Apply the old node's host ID to its replacement

Ensure the AxonOps Agent is stopped and clear any data that it may have created on startup

sudo systemctl stop axon-agent
sudo rm -rf /var/lib/axonops/*

Manually apply the old node's host ID on the replacement (replace the host ID shown with your host ID from the previous steps)

echo '24d0cbf9-3b5a-11ed-8433-16b3c6a7bcc5' | sudo tee /var/lib/axonops/hostId
sudo chown axonops.axonops /var/lib/axonops/hostId

Start the AxonOps agent

sudo systemctl start axon-agent

In the AxonOps dashboard you should see the replacement nodes start up and take over from the old nodes after a few minutes.

Restore the backup

Open the Restore page in the AxonOps Dashboard by going to Operations > Restore

Infomy

restore

Choose the backup you wish to restore from the list and click the RESTORE button

This will show the details of the backup and allow you to restore to all nodes or a subset using the checkboxes in the Nodes list.

Infomy

restore

Select all nodes in the checkbox list then start the restore by clicking the REMOTE RESTORE button.

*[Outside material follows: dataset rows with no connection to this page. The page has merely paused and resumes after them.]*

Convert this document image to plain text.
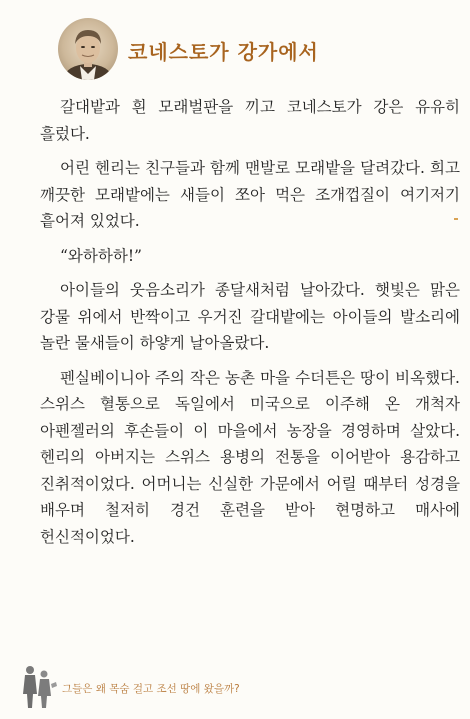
코네스토가 강가에서

갈대밭과 흰 모래벌판을 끼고 코네스토가 강은 유유히 흘렀다.

어린 헨리는 친구들과 함께 맨발로 모래밭을 달려갔다. 희고 깨끗한 모래밭에는 새들이 쪼아 먹은 조개껍질이 여기저기 흩어져 있었다.

“와하하하!”

아이들의 웃음소리가 종달새처럼 날아갔다. 햇빛은 맑은 강물 위에서 반짝이고 우거진 갈대밭에는 아이들의 발소리에 놀란 물새들이 하얗게 날아올랐다.

펜실베이니아 주의 작은 농촌 마을 수더튼은 땅이 비옥했다. 스위스 혈통으로 독일에서 미국으로 이주해 온 개척자 아펜젤러의 후손들이 이 마을에서 농장을 경영하며 살았다. 헨리의 아버지는 스위스 용병의 전통을 이어받아 용감하고 진취적이었다. 어머니는 신실한 가문에서 어릴 때부터 성경을 배우며 철저히 경건 훈련을 받아 현명하고 매사에 헌신적이었다.

그들은 왜 목숨 걸고 조선 땅에 왔을까?
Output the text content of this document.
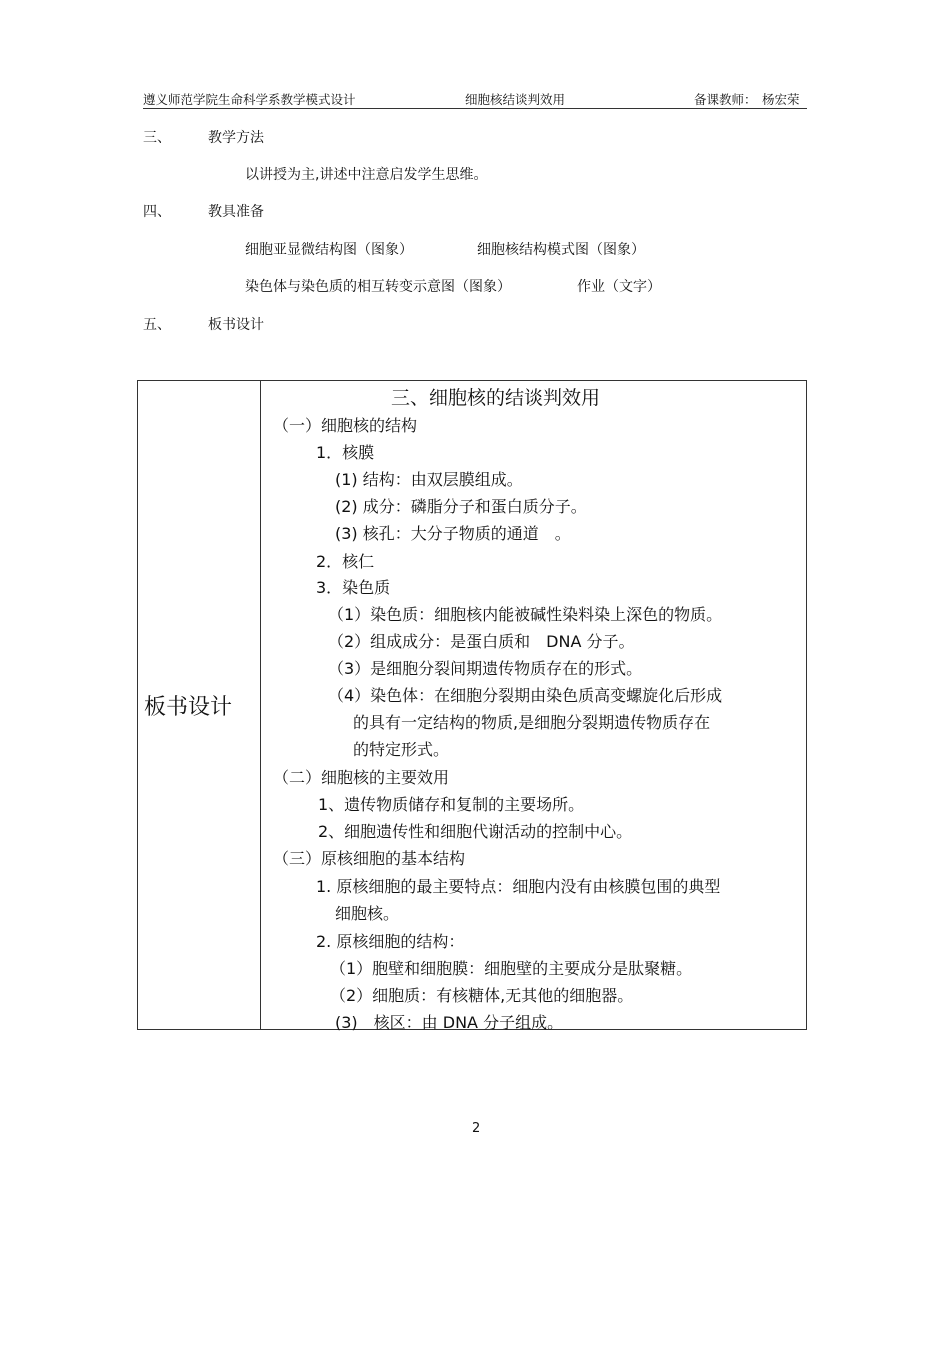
遵义师范学院生命科学系教学模式设计	细胞核结谈判效用	备课教师： 杨宏荣
三、	教学方法
以讲授为主,讲述中注意启发学生思维。
四、	教具准备
细胞亚显微结构图（图象）	细胞核结构模式图（图象）
染色体与染色质的相互转变示意图（图象）	作业（文字）
五、	板书设计
板书设计

三、细胞核的结谈判效用
（一）细胞核的结构
1．核膜
(1) 结构：由双层膜组成。
(2) 成分：磷脂分子和蛋白质分子。
(3) 核孔：大分子物质的通道　。
2．核仁
3．染色质
（1）染色质：细胞核内能被碱性染料染上深色的物质。
（2）组成成分：是蛋白质和　DNA 分子。
（3）是细胞分裂间期遗传物质存在的形式。
（4）染色体：在细胞分裂期由染色质高变螺旋化后形成
的具有一定结构的物质,是细胞分裂期遗传物质存在
的特定形式。
（二）细胞核的主要效用
1、遗传物质储存和复制的主要场所。
2、细胞遗传性和细胞代谢活动的控制中心。
（三）原核细胞的基本结构
1. 原核细胞的最主要特点：细胞内没有由核膜包围的典型
细胞核。
2. 原核细胞的结构：
（1）胞壁和细胞膜：细胞壁的主要成分是肽聚糖。
（2）细胞质：有核糖体,无其他的细胞器。
(3)　核区：由 DNA 分子组成。
2
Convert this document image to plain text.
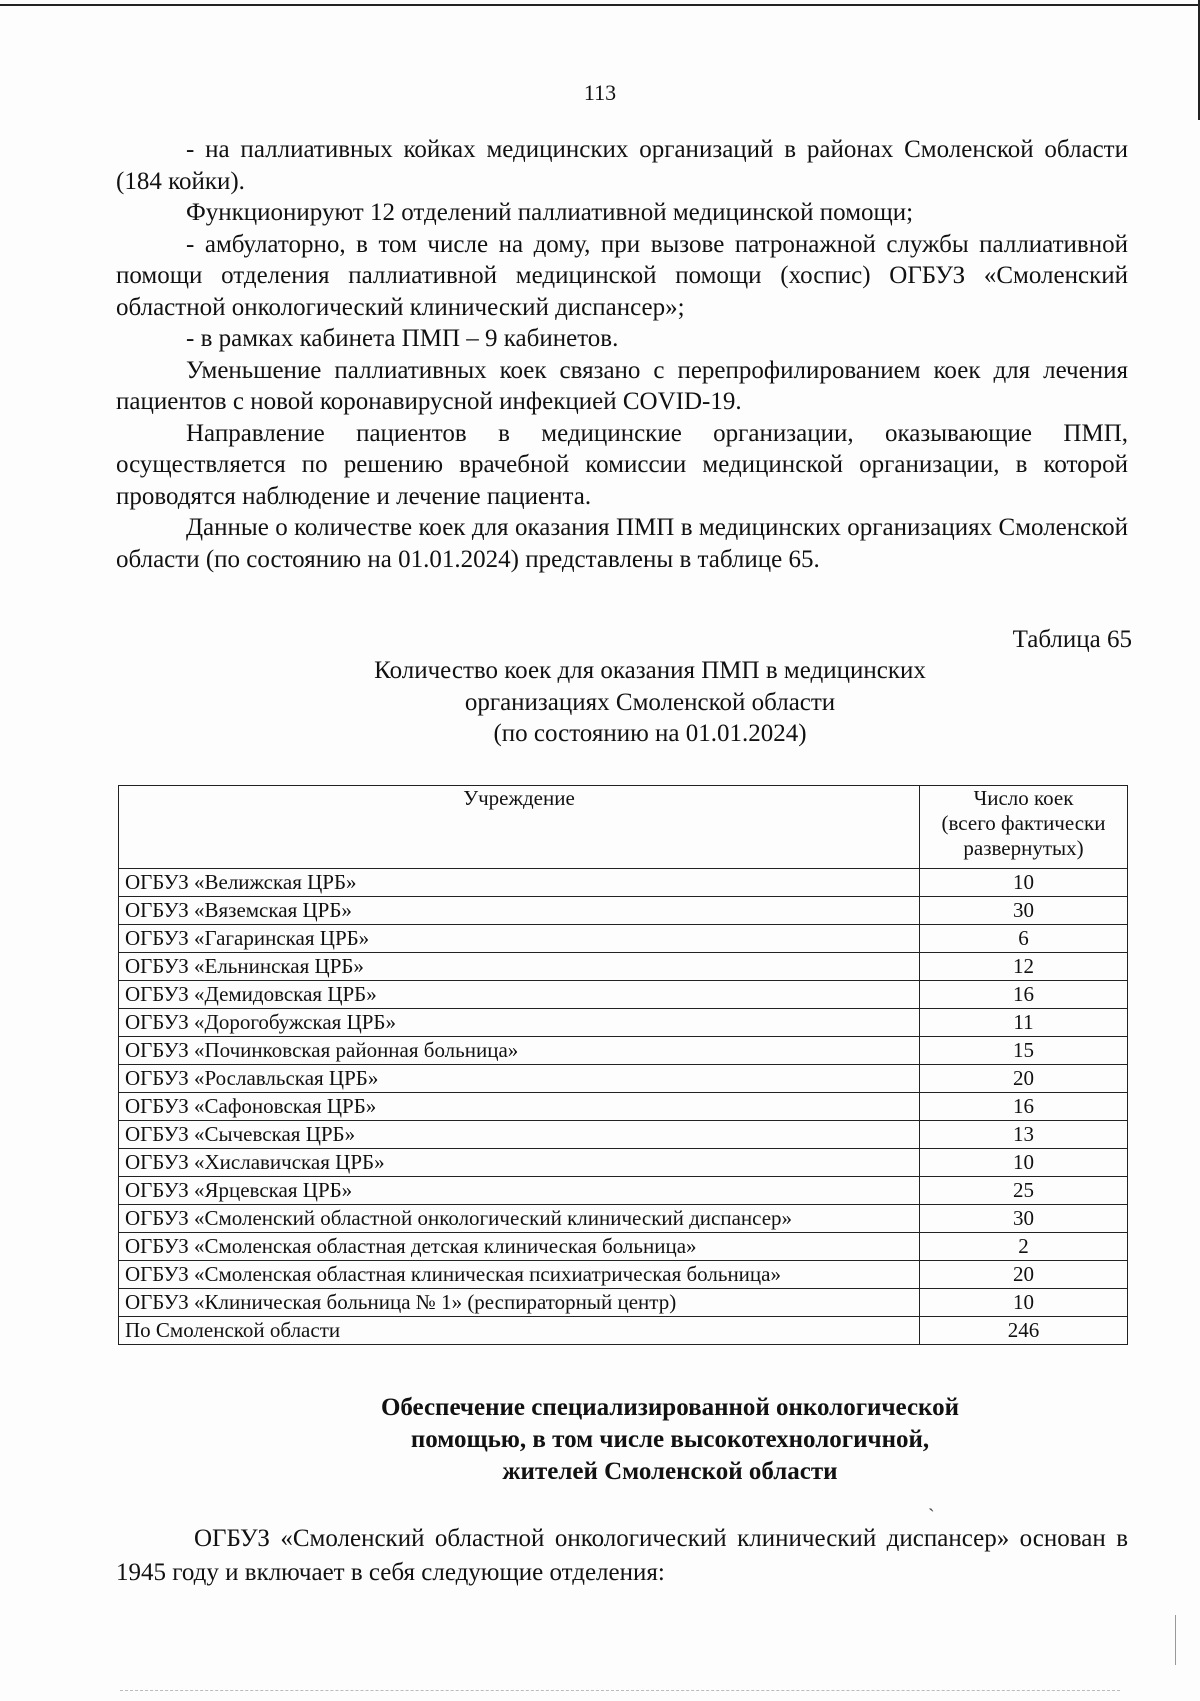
113

- на паллиативных койках медицинских организаций в районах Смоленской области (184 койки).

Функционируют 12 отделений паллиативной медицинской помощи;

- амбулаторно, в том числе на дому, при вызове патронажной службы паллиативной помощи отделения паллиативной медицинской помощи (хоспис) ОГБУЗ «Смоленский областной онкологический клинический диспансер»;

- в рамках кабинета ПМП – 9 кабинетов.

Уменьшение паллиативных коек связано с перепрофилированием коек для лечения пациентов с новой коронавирусной инфекцией COVID-19.

Направление пациентов в медицинские организации, оказывающие ПМП, осуществляется по решению врачебной комиссии медицинской организации, в которой проводятся наблюдение и лечение пациента.

Данные о количестве коек для оказания ПМП в медицинских организациях Смоленской области (по состоянию на 01.01.2024) представлены в таблице 65.

Таблица 65
Количество коек для оказания ПМП в медицинских
организациях Смоленской области
(по состоянию на 01.01.2024)
Учреждение	Число коек
(всего фактически
развернутых)

ОГБУЗ «Велижская ЦРБ»	10
ОГБУЗ «Вяземская ЦРБ»	30
ОГБУЗ «Гагаринская ЦРБ»	6
ОГБУЗ «Ельнинская ЦРБ»	12
ОГБУЗ «Демидовская ЦРБ»	16
ОГБУЗ «Дорогобужская ЦРБ»	11
ОГБУЗ «Починковская районная больница»	15
ОГБУЗ «Рославльская ЦРБ»	20
ОГБУЗ «Сафоновская ЦРБ»	16
ОГБУЗ «Сычевская ЦРБ»	13
ОГБУЗ «Хиславичская ЦРБ»	10
ОГБУЗ «Ярцевская ЦРБ»	25
ОГБУЗ «Смоленский областной онкологический клинический диспансер»	30
ОГБУЗ «Смоленская областная детская клиническая больница»	2
ОГБУЗ «Смоленская областная клиническая психиатрическая больница»	20
ОГБУЗ «Клиническая больница № 1» (респираторный центр)	10
По Смоленской области	246
Обеспечение специализированной онкологической
помощью, в том числе высокотехнологичной,
жителей Смоленской области
ˏ

ОГБУЗ «Смоленский областной онкологический клинический диспансер» основан в 1945 году и включает в себя следующие отделения:
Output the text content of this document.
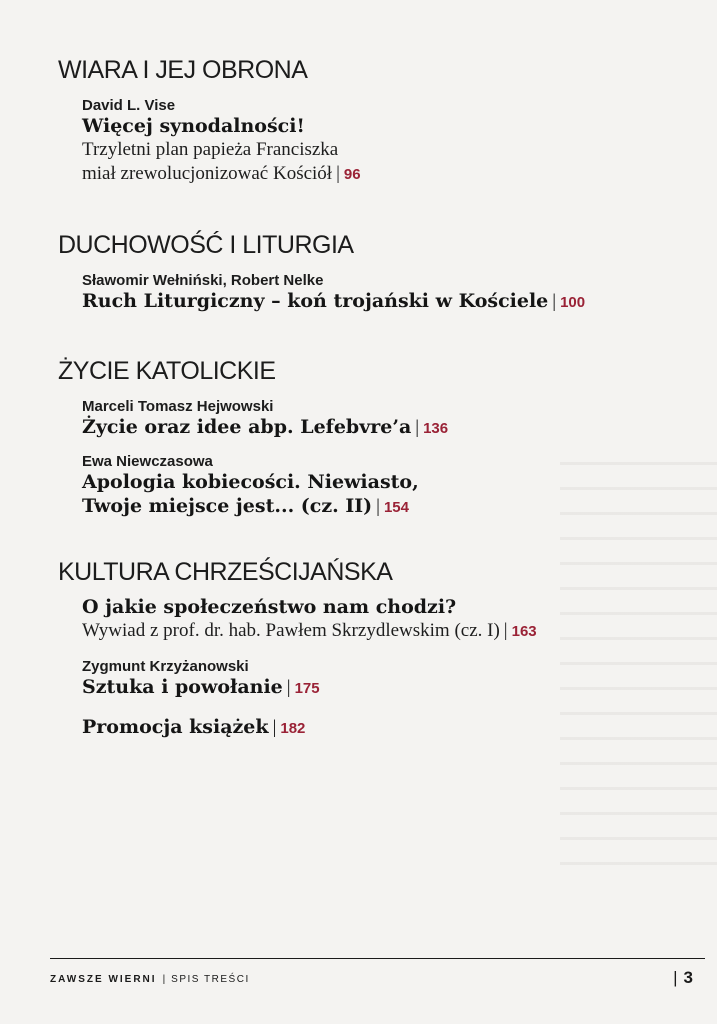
WIARA I JEJ OBRONA

David L. Vise

Więcej synodalności!

Trzyletni plan papieża Franciszka

miał zrewolucjonizować Kościół | 96

DUCHOWOŚĆ I LITURGIA

Sławomir Wełniński, Robert Nelke

Ruch Liturgiczny – koń trojański w Kościele | 100

ŻYCIE KATOLICKIE

Marceli Tomasz Hejwowski

Życie oraz idee abp. Lefebvre’a | 136

Ewa Niewczasowa

Apologia kobiecości. Niewiasto,

Twoje miejsce jest... (cz. II) | 154

KULTURA CHRZEŚCIJAŃSKA

O jakie społeczeństwo nam chodzi?

Wywiad z prof. dr. hab. Pawłem Skrzydlewskim (cz. I) | 163

Zygmunt Krzyżanowski

Sztuka i powołanie | 175

Promocja książek | 182

ZAWSZE WIERNI | SPIS TREŚCI	| 3
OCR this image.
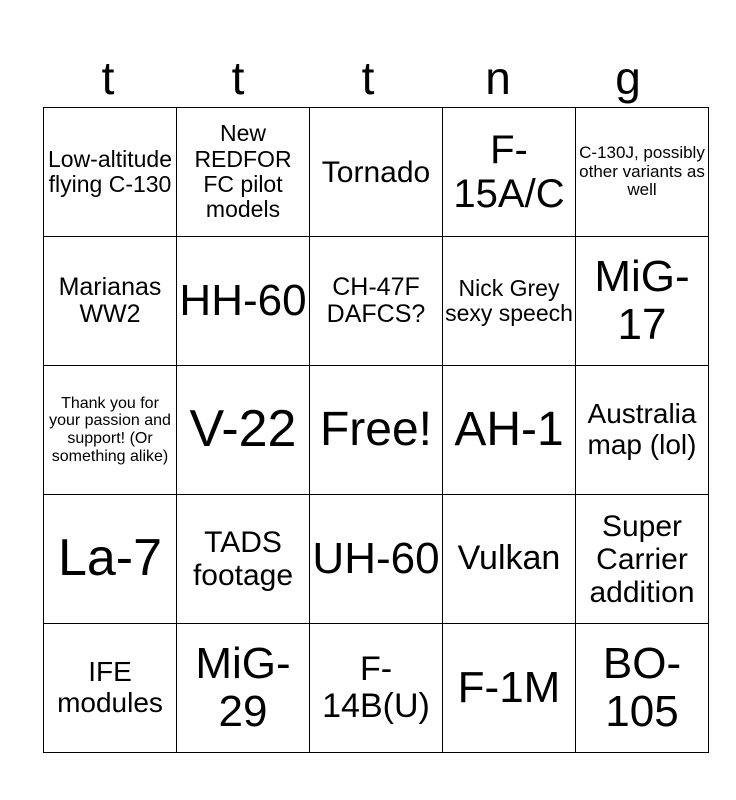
t	t	t	n	g
Low-altitude flying C-130	New REDFOR FC pilot models	Tornado	F-15A/C	C-130J, possibly other variants as well
Marianas WW2	HH-60	CH-47F DAFCS?	Nick Grey sexy speech	MiG-17
Thank you for your passion and support! (Or something alike)	V-22	Free!	AH-1	Australia map (lol)
La-7	TADS footage	UH-60	Vulkan	Super Carrier addition
IFE modules	MiG-29	F-14B(U)	F-1M	BO-105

The restore progress will be displayed in the Backup Restorations in Progress list

Infomy

restore

After the restore operation has completed successfully, fix the ownership and permissions on the Cassandra data directories on all nodes in the cluster

sudo chown -R cassandra.cassandra /var/lib/cassandra/data
sudo chmod -R g-w /var/lib/cassandra/data

Start cassandra on the restored nodes one at a time, starting with the seeds first

sudo systemctl start cassandra

After the whole cluster is started up you should be able to see the replaced nodes with their new IP addresses in the output of nodetool status. You may still see the IP addresses of the old cluster nodes in the output of nodetool gossipinfo, these should clear out automatically after a few days or they can be manually tidied up by performing a rolling restart of the cluster.